Pertama, modal awal membangun industri pariwisata Islami adalah
kebudayaan Islam yang tumbuh dan berkembang di Indonesia dalam hal ini
budaya masyarakat, seperti budaya kegiatan agama di masjid, pernikahan, musik
hingga ikon yang terkenal seperti ondel-ondel, kuda lumping dan lain-lain. Semua
budaya dan adat istiadaat itu berjalan beriringan dengan budaya Islam. Inilah yang
membuat suku-suku di Indonesia memililki budaya yang unik dan majemuk
sebagai hasil percampuran elemen Cina, Arab, Portugis, dan Belanda.
Kedua, pada awalnya kita harus membangun paradigma bahwa dalam
konsep wisata syariah tidak ada perubahan apapun tentang destinasi wisata. Poin
pembedanya disini adalah kenyamanan dalam beribadah, kemudahan
mendapatkan produk pangan halal, serta lingkungan yang syari dan bebas
maksiat baik dari pelayanan, fasilitas penunjang, lingkungan hotel, spa hingga
restoran. Dalam hal ini Kemenkraf bekerja sama dengan MUI (Majelis Ulama
Indonesia) telah menetapkan standarisasi hotel, spa dan restoran yang berbasis
syariah. Jadi apapun destinasi wisatanya, 2 faktor diatas adalah syarat mutlak
sebuah wisata dapat disebut sesuai syariah.
Berikut perbedaan antara hotel konvensional dengan hotel syariah :
1. Dalam hotel syarah, tidak memproduksi, memperdagangkan, menyediakan,
atau menyewakan produk atau jasa yang secara keseluruhan maupun
sebagiannya yang dilarang dalam ketentuan syarah. Seperti, dalam hal
penyediaan makanan mengandung unsur babi, minuman khamar, adanya
perjudian, praktek perzinaan, dan sebagainya yang mengandung unsur najis
dan diharamkan oleh syariat.
2. Dalam hotel syarah, tidak mengandung adanya unsur kedhaliman,
membahayakan, kemungkaran, kemaksiatan maupun kesesatan yang terlarang
dalam kaidah Syarah, baik secara langsung maupun tidak langsung.
3. Dalam hotel syarah, tidak ada pula unsur penipuan, kecurangan,
kebohongan, ketidak-jelasan (gharar), resiko yang berlebihan dan
membahayakan.
4. Dalam hotel syarah, sebuah transaksi harus dilakukan berdasarkan jasa atau
produk yang nyata, benar-benar ada. Tidak ada sesuatu yang bersifat
meragukan yang dapat merusak keabsahan transaksi.

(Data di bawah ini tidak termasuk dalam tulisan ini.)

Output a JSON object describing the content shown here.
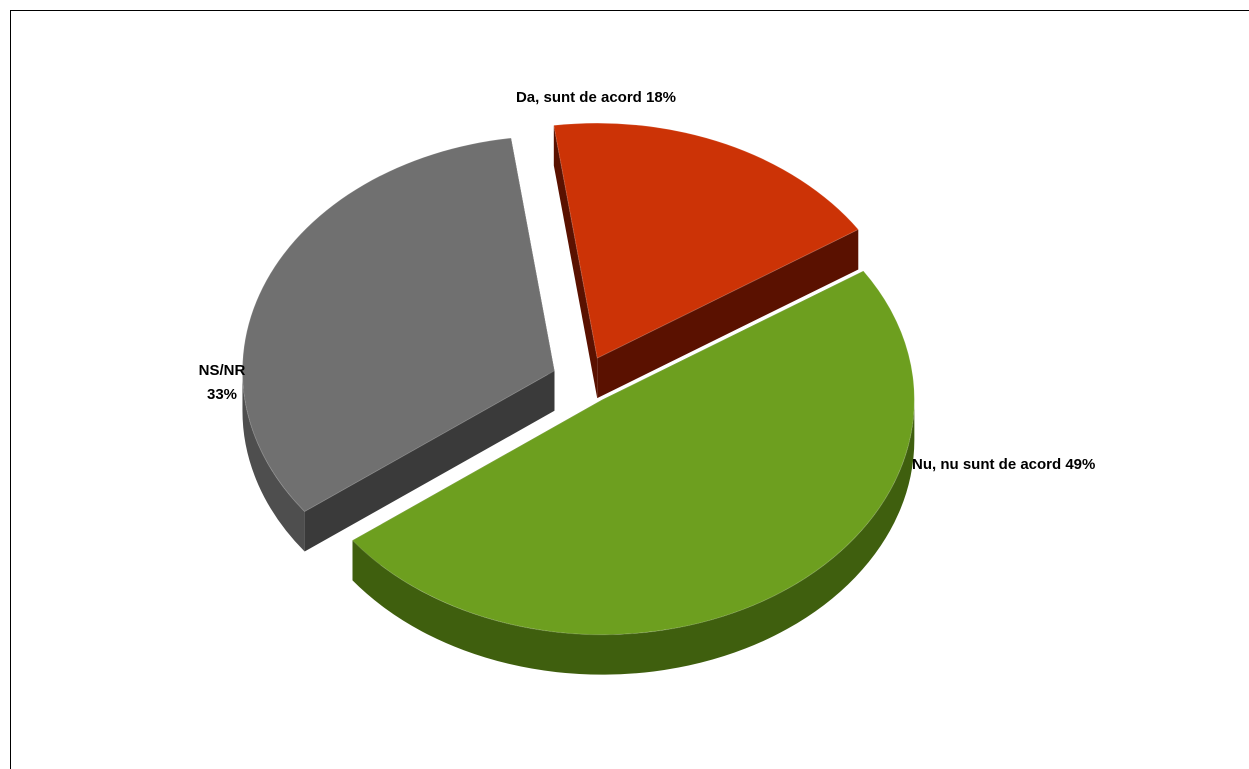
{
  "chart_data": {
    "type": "pie",
    "title": "",
    "slices": [
      {
        "label": "Da, sunt de acord",
        "value": 18,
        "color": "#cc3306",
        "side_color": "#7a1a02",
        "dark_color": "#5a1100"
      },
      {
        "label": "Nu, nu sunt de acord",
        "value": 49,
        "color": "#6d9f1f",
        "side_color": "#3f5f0e",
        "dark_color": "#2e4708"
      },
      {
        "label": "NS/NR",
        "value": 33,
        "color": "#707070",
        "side_color": "#4e4e4e",
        "dark_color": "#3a3a3a"
      }
    ],
    "labels": {
      "da": "Da, sunt de acord 18%",
      "nu": "Nu, nu sunt de acord 49%",
      "ns_line1": "NS/NR",
      "ns_line2": "33%"
    },
    "legend": "none",
    "style": "exploded-3d"
  }
}
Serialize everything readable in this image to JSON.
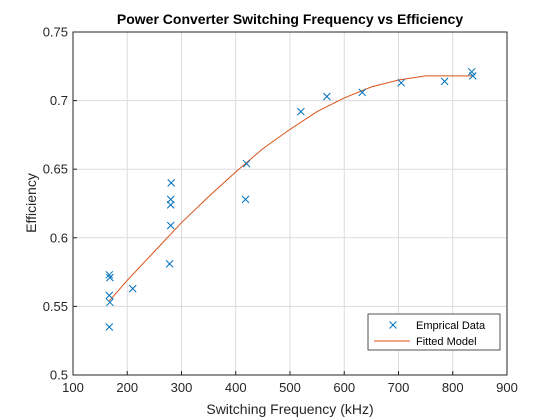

2.3. Kriteria Hotel Syariah dan Pariwisata Syariah


Menurut Kementrian Pariwisata dan Ekonomi Kreatif dan BPH DSN
MUI, Pariwisata Syariah memiliki kriteria sebagai berikut:
Berorientasi pada kemashlahatan umum,
Berorientasi pada pencerahan, penyegaran dan ketenangan,
Menghindari kemusyrikan dan khurofat,
Menghindari maksiat, seperti zina, pornografi, pornoaksi, minuman keras,
narkoba dan judi,
Menjaga prilaku, etika dan nilai luhur kemanusiaan seperti tidak bersikap
hedonis dan asusila
Menjaga amanah, keamanan dan kenyamanan
Bersifat universal dan inklusif
Menjaga kelestarian lingkungan
Menghormati nilai-nilai sosial budaya dan kearifan
Bila kriteria diatas di internalisasikan dalam usaha penyedia makanan dan
minuman maka seluruh restoran, kafe, dan jasa boga di obyek wisata syariah
harus terjamin kehalalan makanan yang disajikannya, sejak dari bahan baku
hingga proses penyediaan bahan baku dna proses memasknya. Salah satu upaya
pemerintah adalah dengan melakukan sertifikat halal dari LP POM MUI. Namun
untuk standar dasarnya dapat dilihat dari 3 kriteria dibawah:

1. Terjamin kehalalan makanan dan minuman dengan sertifikat halal MUI.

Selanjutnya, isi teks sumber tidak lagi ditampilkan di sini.